So wie es hier beschrieben ist: https://access.redhat.com/documenta...nux/3/html/Security_Guide/s1-server-port.html


----------



## Till (31. März 2016)

ISPConfig braucht den nicht, ich würde ihn einfach stoppen wenn Du keinen anderen Dienst wie NFS laufen hast, der ihn benötigt.


----------



## florian030 (1. Apr. 2016)

Ich finde solche Mails vom BSI ziemlich frech. Es kann durchaus Gründe geben, warum ein portmapper laufen muss.


----------



## darkness_08 (2. Apr. 2016)

Naja, sie schreiben ja, dass es eine generelle Überprüfung war und nur ggf. Tätig werden sollte.
Hattest du eine der Mails gesehen?


----------



## nowayback (2. Apr. 2016)

ich weiß nicht, aber frech finde ich die mails nicht. ich stimme dir schon zu @florian030 dass es gründe geben kann warum ein portmapper laufen muss, aber muss der auf der internet ip laufen? 
wäre es da nicht sinnvoller einfach ein vpn aufzubauen und die entsprechenden dienste einfach durch den tunnel zu schicken? ich persönlich würde das auf jeden fall bevorzugen und mir ist bis heute noch kein fall untergekommen, in dem rpc via internet erreichbar sein musste.

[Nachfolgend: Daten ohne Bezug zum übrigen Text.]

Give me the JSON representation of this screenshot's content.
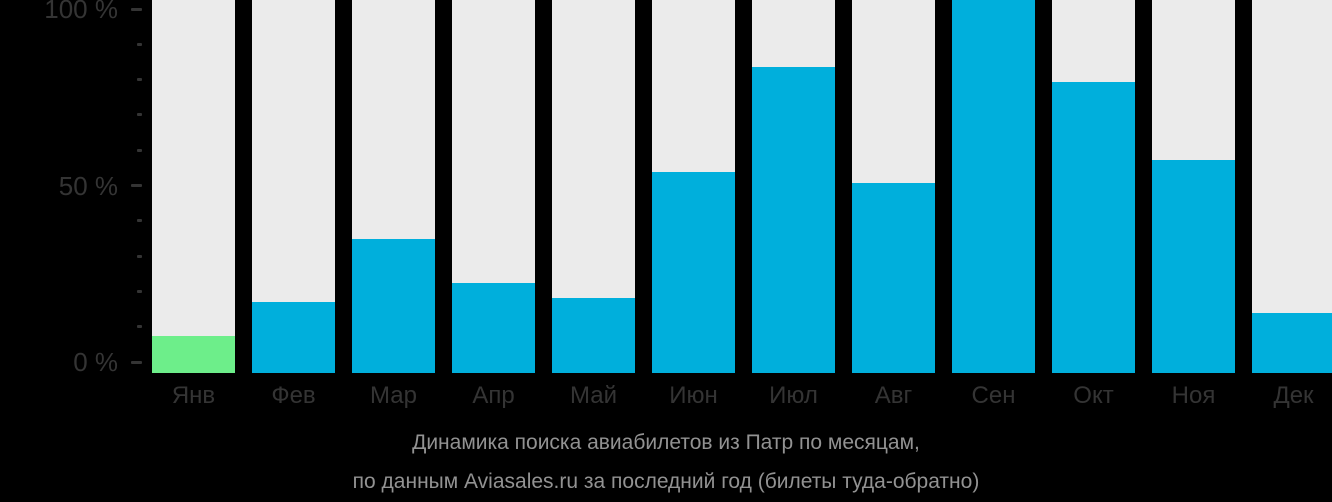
{
  "page": {
    "background": "#000000"
  },
  "chart_data": {
    "type": "bar",
    "title": "Динамика поиска авиабилетов из Патр по месяцам,",
    "subtitle": "по данным Aviasales.ru за последний год (билеты туда-обратно)",
    "categories": [
      "Янв",
      "Фев",
      "Мар",
      "Апр",
      "Май",
      "Июн",
      "Июл",
      "Авг",
      "Сен",
      "Окт",
      "Ноя",
      "Дек"
    ],
    "values": [
      10,
      19,
      36,
      24,
      20,
      54,
      82,
      51,
      100,
      78,
      57,
      16
    ],
    "unit": "%",
    "ylim": [
      0,
      100
    ],
    "yticks_labeled": [
      {
        "value": 0,
        "label": "0 %"
      },
      {
        "value": 50,
        "label": "50 %"
      },
      {
        "value": 100,
        "label": "100 %"
      }
    ],
    "ytick_minor_step": 10,
    "highlight_index": 0,
    "legend": "none",
    "grid": "off",
    "colors": {
      "bar": "#00AFDC",
      "highlight_bar": "#6DEE8A",
      "track": "#EBEBEB",
      "axis_text": "#343434",
      "caption_text": "#929292",
      "background": "#000000"
    }
  }
}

davon abgesehen sollte man das schon als warnung verstehen, denn wenn der entsprechende server tatsächlich für einen angriff mitgenutzt wird, hat man warscheinlich mehr stress an der backe als einmal nen tunnel aufzusetzen.


----------



## Till (4. Apr. 2016)

Ein Kunde von mir hatte auch die Email bekommen und der Portmapper der dort lief war garnicht notwendig, von daher finde ich sowas durchaus OK, denn ich denke es gibt nicht so viele Setups die wirklich den portmapper Dienst auf einer öffentlichen IP benötigen.


----------



## bloody_noob (12. Mai 2017)

Das Hauptproblem sind doch nicht die Endanwender auf deren Rechnern rpcbind an 0.0.0.0 gebunden wurde, das Problem sind schlechte Defaulteinstellungen einiger Upstream-Pakete oder in den Bundles von Distributioen. Gibt es Zahlen oder Informationen dazu ob das BSI sich beim Upstream-Entwickler über schlechte Defaults beschweren oder gar beim Distributor?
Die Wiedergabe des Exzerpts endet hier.